A squadron of small spaceships leaves the hangar, jetting out into the asteroid belt that surrounds Achaia. They dodge the flying rocks and approach the huge planet, dropping through the atmosphere toward the icy mountains below. One ship – our ship – lands at a docking base. After trading some supplies, the pilot pulls up the galactic map and warps to Utwarzers XI, an unexplored system on the other edge of the galaxy. Within seconds, the ship lands on Vesta Prime, a desert planet populated by gigantic dinosaurlike creatures.
Not only does this whole experience only take a couple of minutes, but it happens in a single continuous shot. Hello Games developer Sean Murray promises that, other than the background music, the video hasn’t been edited in any way; this is footage taken directly from a PlayStation 4.
This is only a brief glimpse of the game, but it gets the point across: on a technical level, the No Man’s Sky exploration system is just as impressive as its universe is massive. While it’s literally impossible to see everything that the game can offer in a single lifetime, travelling between planets and systems looks like a seamless, hassle-free experience.
No Man’s Sky debuted in December 2013, at Spike’s VGX event, and over the past year the Hello Games team has been pushing the title’s size and technical prowess. The game uses a series of algorithms and a 64-bit seeding key to procedurally generate over 16 quintillion planets. According to Murray, who’s both a programmer and a co-director of No Man’s Sky, “If a new planet was to be discovered every second, it’d take 584 billion years to discover them all.”
And because each planet is generated on the fly, the game can immediately transition between worlds. That’s right: no loading screens. This also implies that there’s no in-world persistence – changes made by the player probably won’t be permanent – but that’s OK. With so much content to explore, it’s unlikely that players will be going back to the same planets over and over anyway.
It’s incredibly impressive to see all this in action, and every planet featured in No Man’s Sky looks both hauntingly alien and surprisingly beautiful. The 3D environment features lots of bright colors, but very few textures, which probably helps things run more smoothly.

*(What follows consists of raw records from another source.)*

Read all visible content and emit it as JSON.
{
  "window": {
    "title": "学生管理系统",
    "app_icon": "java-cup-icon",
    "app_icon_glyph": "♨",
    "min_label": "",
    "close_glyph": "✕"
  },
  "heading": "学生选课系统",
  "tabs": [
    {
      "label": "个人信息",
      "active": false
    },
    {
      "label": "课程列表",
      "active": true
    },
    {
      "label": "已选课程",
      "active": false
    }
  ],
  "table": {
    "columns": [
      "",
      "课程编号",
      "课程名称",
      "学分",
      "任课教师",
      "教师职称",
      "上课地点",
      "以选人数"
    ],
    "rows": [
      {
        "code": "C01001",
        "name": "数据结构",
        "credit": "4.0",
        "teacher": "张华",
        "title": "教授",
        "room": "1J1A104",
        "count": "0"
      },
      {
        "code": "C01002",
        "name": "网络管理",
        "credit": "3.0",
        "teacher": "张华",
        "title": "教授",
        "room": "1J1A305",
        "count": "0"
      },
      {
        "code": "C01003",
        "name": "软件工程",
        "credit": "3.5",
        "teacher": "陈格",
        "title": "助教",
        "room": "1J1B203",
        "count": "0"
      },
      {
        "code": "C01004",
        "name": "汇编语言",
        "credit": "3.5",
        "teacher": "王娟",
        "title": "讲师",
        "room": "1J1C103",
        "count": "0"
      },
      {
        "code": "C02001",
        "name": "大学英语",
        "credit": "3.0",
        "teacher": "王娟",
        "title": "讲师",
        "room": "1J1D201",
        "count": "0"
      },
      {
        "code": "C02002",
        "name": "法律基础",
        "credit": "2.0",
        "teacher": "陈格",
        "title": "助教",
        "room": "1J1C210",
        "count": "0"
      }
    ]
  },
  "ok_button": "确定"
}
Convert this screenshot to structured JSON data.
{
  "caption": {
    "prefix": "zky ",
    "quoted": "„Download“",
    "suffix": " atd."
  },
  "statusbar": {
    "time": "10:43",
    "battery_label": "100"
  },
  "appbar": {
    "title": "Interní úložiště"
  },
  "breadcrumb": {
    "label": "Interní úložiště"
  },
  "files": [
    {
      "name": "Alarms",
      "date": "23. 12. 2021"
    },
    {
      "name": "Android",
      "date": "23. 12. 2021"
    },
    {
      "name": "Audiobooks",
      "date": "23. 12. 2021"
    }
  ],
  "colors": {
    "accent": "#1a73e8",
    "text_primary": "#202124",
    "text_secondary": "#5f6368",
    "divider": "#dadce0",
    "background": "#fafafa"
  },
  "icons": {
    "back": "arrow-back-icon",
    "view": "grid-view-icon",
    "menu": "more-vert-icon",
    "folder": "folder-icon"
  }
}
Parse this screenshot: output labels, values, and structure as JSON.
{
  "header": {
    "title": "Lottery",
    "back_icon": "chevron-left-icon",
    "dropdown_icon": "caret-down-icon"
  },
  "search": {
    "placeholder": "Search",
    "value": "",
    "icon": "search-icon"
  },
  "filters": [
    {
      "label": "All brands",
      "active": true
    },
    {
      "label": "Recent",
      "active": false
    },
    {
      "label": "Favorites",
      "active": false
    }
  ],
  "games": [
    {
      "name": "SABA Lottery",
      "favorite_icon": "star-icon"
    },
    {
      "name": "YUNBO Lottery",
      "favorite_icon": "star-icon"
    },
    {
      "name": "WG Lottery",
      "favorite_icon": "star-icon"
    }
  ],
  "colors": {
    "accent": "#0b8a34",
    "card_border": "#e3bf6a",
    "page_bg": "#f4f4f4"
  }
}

At Geoff Keighley’s The Game Awards, Murray announced that 65daysofstatic, an “instrumental electronic post/math rock band,” would provide the game’s soundtrack. Aesthetically, the band’s a great fit for the game, providing a soundscape that combines rock and electronica into something futuristic and suitably epic.
While Hello Games isn’t exactly shy about showing off how No Man’s Sky looks, the company is still fairly coy about how the game plays. Gamers got their best look at the title at the “A Night under No Man’s Sky” concert at the PlayStation Experience. During the event, 65daysofstatic performed an hour-long set while game footage played in the background, showing exploration, trading and gathering resources, and even briefly teasing some ship-on-ship dogfights.
In an interview with Game Informer, Murray hinted at a basic structure for No Man’s Sky: players start on the edge of the galaxy and gather resources to buy new ships, which they can use to get closer and closer to a mystery at the center of the universe. At The Game Awards, Murray introduced some footage tied to the game’s “lore,” hinting at a backstory, but the video dealt mostly in geometric shapes and abstract ideas. There’s a story there, but it’ll take some work to uncover.
It looks like No Man’s Sky is really about the journey, not the destination, and Murray treats the idea of an end goal like an afterthought. In the past, he’s compared the game to something like Minecraft, where the fictional world is more of a sandbox and less of a guided experience. Minecraft has robust customization tools, however, and a large part of its appeal lies in using the in-game interface to make something new and unique. In No Man’s Sky, players don’t create, they just discover.
That’s a big distinction. If players don’t feel a sense of personal involvement in the world, No Man’s Sky is going to feel more like a digital sightseeing tour than a truly interactive experience. If that’s the case, it’s hard to imagine the game holding a player’s attention for too long, and after all the buildup, that’d be a shame. The game’s tech is impressive, thanks to Murray and fellow programmers Ryan Doyle, Hazel McKendrick, and David Ream. And its art style – developed by artists Aaron Andrews, Beau Lamb, Grant Duncan, and Jake Golding – is refreshing and unique. Producer Suzy Wallace and designer Gareth Bourn also helped craft the game’s expansive universe. There’s a reason why No Man’s Sky is one of the most anticipated games of 2015; let’s hope the game lives up to its seemingly limitless potential.